CITY OF JACKSONVILLE, Appellant, v. Damon G. YERKES, Jr., et ux., et al., Appellees.
    No. R-344.
    District Court of Appeal of Florida, First District.
    Sept. 4, 1973.
    Rehearing Denied Oct. 3, 1973.
    T. Edward Austin, and William Lee Allen, Jacksonville, for appellant.
    
      David W. Foerster of Jones, Foerster & Hodge, Jacksonville, for appellees.
   SPECTOR, Judge.

Appellant condemned certain portions of appellee’s property for a sewer lift station. During the trial on damages, the judge granted a motion to strike that portion of the testimony of appellant’s appraiser dealing with severance damages.
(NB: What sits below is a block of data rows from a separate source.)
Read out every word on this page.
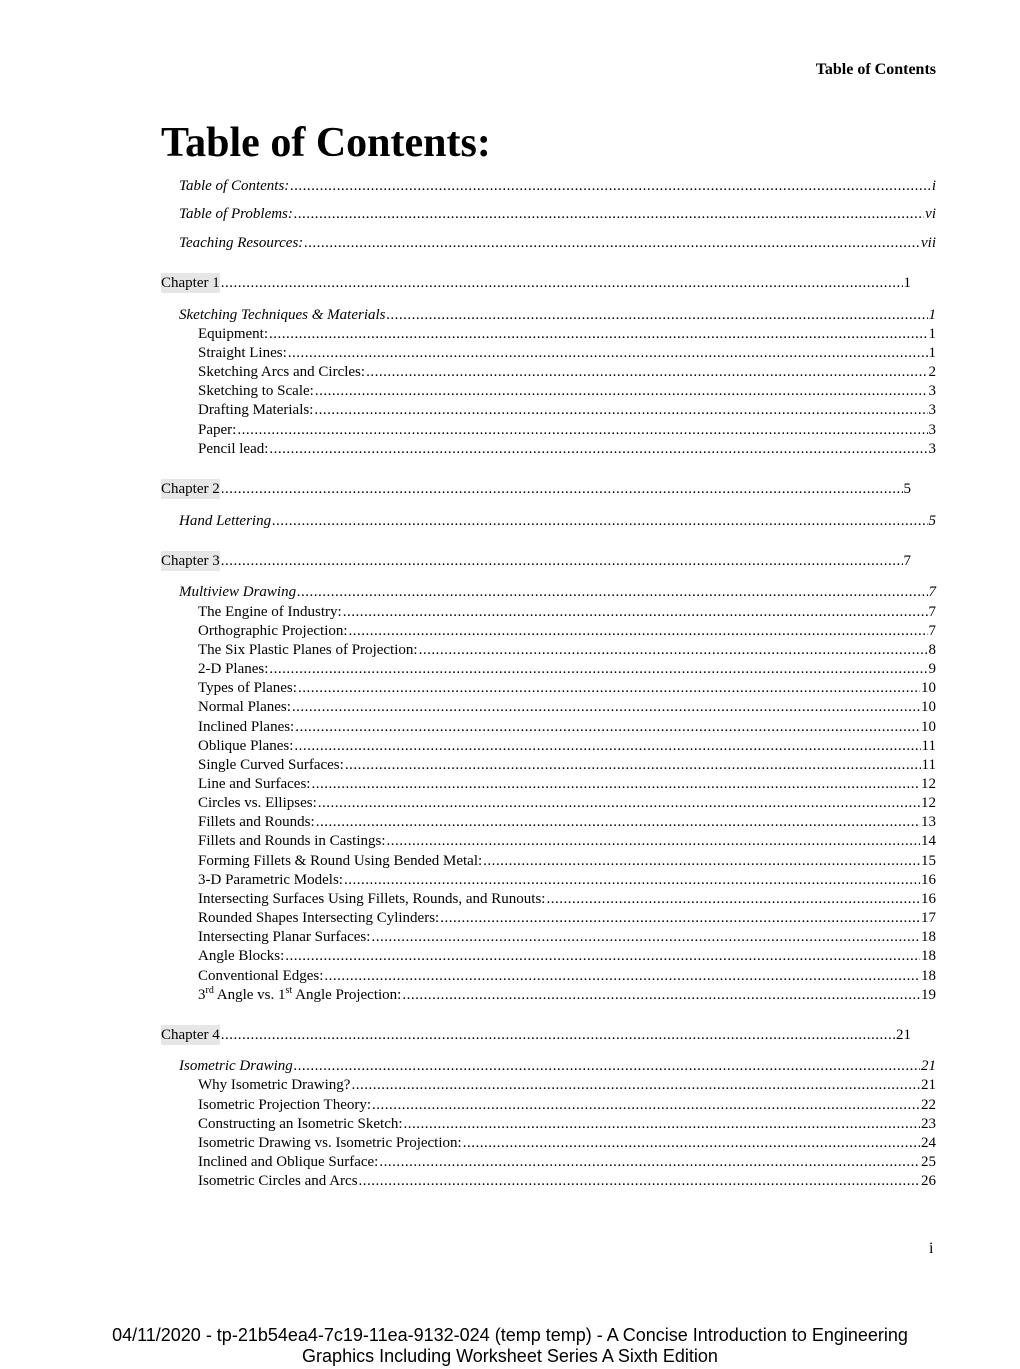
Table of Contents
Table of Contents:
Table of Contents: .....	i
Table of Problems: .....	vi
Teaching Resources: .....	vii
Chapter 1 .....	1
Sketching Techniques & Materials .....	1
Equipment: .....	1
Straight Lines: .....	1
Sketching Arcs and Circles: .....	2
Sketching to Scale: .....	3
Drafting Materials: .....	3
Paper: .....	3
Pencil lead: .....	3
Chapter 2 .....	5
Hand Lettering .....	5
Chapter 3 .....	7
Multiview Drawing .....	7
The Engine of Industry: .....	7
Orthographic Projection: .....	7
The Six Plastic Planes of Projection: .....	8
2-D Planes: .....	9
Types of Planes: .....	10
Normal Planes: .....	10
Inclined Planes: .....	10
Oblique Planes: .....	11
Single Curved Surfaces: .....	11
Line and Surfaces: .....	12
Circles vs. Ellipses: .....	12
Fillets and Rounds: .....	13
Fillets and Rounds in Castings: .....	14
Forming Fillets & Round Using Bended Metal: .....	15
3-D Parametric Models: .....	16
Intersecting Surfaces Using Fillets, Rounds, and Runouts: .....	16
Rounded Shapes Intersecting Cylinders: .....	17
Intersecting Planar Surfaces: .....	18
Angle Blocks: .....	18
Conventional Edges: .....	18
3rd Angle vs. 1st Angle Projection: .....	19
Chapter 4 .....	21
Isometric Drawing .....	21
Why Isometric Drawing? .....	21
Isometric Projection Theory: .....	22
Constructing an Isometric Sketch: .....	23
Isometric Drawing vs. Isometric Projection: .....	24
Inclined and Oblique Surface: .....	25
Isometric Circles and Arcs .....	26
i
04/11/2020 - tp-21b54ea4-7c19-11ea-9132-024 (temp temp) - A Concise Introduction to Engineering
Graphics Including Worksheet Series A Sixth Edition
The motion was granted on the grounds that the appraiser’s opinion was based upon an improper application of the law concerning enhancement being set off against severance damages. The parties stipulated that $2,000 represented a fair value for the land actually taken and the judge directed a verdict in the amount of $17,000 as severance damage.
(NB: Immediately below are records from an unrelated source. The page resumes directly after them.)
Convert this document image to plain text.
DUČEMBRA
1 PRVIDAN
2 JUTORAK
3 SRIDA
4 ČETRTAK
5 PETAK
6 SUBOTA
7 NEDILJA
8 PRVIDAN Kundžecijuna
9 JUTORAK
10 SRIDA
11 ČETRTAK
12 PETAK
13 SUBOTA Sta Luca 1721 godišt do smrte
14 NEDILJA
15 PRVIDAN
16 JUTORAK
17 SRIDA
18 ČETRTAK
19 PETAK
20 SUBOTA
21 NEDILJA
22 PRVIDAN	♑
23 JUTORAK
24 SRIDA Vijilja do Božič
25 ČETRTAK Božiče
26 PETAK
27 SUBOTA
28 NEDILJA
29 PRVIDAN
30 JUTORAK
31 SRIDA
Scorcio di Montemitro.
Appellant first contends that the lower court did not allow appellant to put on additional evidence from their appraiser to show that his opinion as to lack of severance damages was 'based upon something other than enhancement. It is clear from a reading of the testimony and the proffer in the record that the appraiser’s opinion as to the lack of severance damages was based upon the fact that the new system was more desirable in appearance and operation than the present system and thereby enhanced the value of the property.
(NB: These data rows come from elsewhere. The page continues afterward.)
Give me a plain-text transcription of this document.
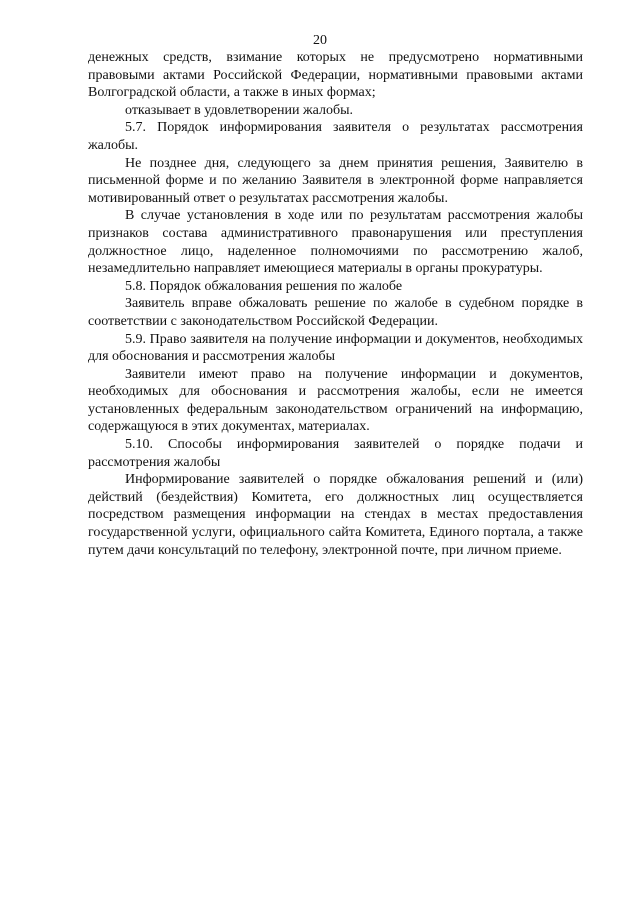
20

денежных средств, взимание которых не предусмотрено нормативными правовыми актами Российской Федерации, нормативными правовыми актами Волгоградской области, а также в иных формах;

отказывает в удовлетворении жалобы.

5.7. Порядок информирования заявителя о результатах рассмотрения жалобы.

Не позднее дня, следующего за днем принятия решения, Заявителю в письменной форме и по желанию Заявителя в электронной форме направляется мотивированный ответ о результатах рассмотрения жалобы.

В случае установления в ходе или по результатам рассмотрения жалобы признаков состава административного правонарушения или преступления должностное лицо, наделенное полномочиями по рассмотрению жалоб, незамедлительно направляет имеющиеся материалы в органы прокуратуры.

5.8. Порядок обжалования решения по жалобе

Заявитель вправе обжаловать решение по жалобе в судебном порядке в соответствии с законодательством Российской Федерации.

5.9. Право заявителя на получение информации и документов, необходимых для обоснования и рассмотрения жалобы

Заявители имеют право на получение информации и документов, необходимых для обоснования и рассмотрения жалобы, если не имеется установленных федеральным законодательством ограничений на информацию, содержащуюся в этих документах, материалах.

5.10. Способы информирования заявителей о порядке подачи и рассмотрения жалобы

Информирование заявителей о порядке обжалования решений и (или) действий (бездействия) Комитета, его должностных лиц осуществляется посредством размещения информации на стендах в местах предоставления государственной услуги, официального сайта Комитета, Единого портала, а также путем дачи консультаций по телефону, электронной почте, при личном приеме.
Section 73.071(4), Florida Statutes, F.S.A., provides that enhancement in value of the remaining adjoining property shall be offset against damages when the property is being condemned for a road, canal, levee, or water control facility right-of-way. Since the purpose for which the property was condemned in the instant case does not fall within those purposes enumerated in the statute, no evidence of enhancement could properly be introduced likewise, before evidence of enhancement can be introduced it must be proven that the increase in value resulted directly and peculiarly to the landowner’s remaining land and not just to the neighborhood as a whole, Daniels v. State Road Department, 170 So.2d 846 (Fla.1964). No such evidence was proffered in the instant case.

Therefore, it appears that the judge was eminently correct in striking the testimony as to enhancement, Limmiatis v. Canal Authority, 253 So.2d 912 (Fla.App.1971); Anderson v. State Road Department, 204 So.2d 899 (Fla.App.1967).

Appellant’s second point on appeal deals with the issue of whether the trial court was correct in directing a verdict in the amount of $17,000 for severance damages. After the motion to strike the testimony of appellant’s appraiser had been granted and appellant put on no other evidence, the only evidence of severance damages was that of appellee’s witness who testified to the $17,000 sum. Therefore, the court had no choice but to grant the motion for directed verdict since there was no evidence to rebut or contradict the ap-pellee’s case, Garris v. Robeison, 146 So.2d 388 (Fla.App.1962).

For the foregoing reasons, the judgment appealed herein is affirmed.

CARROLL, DONALD K., Acting C. J., and WIGGINTON, J„ concur.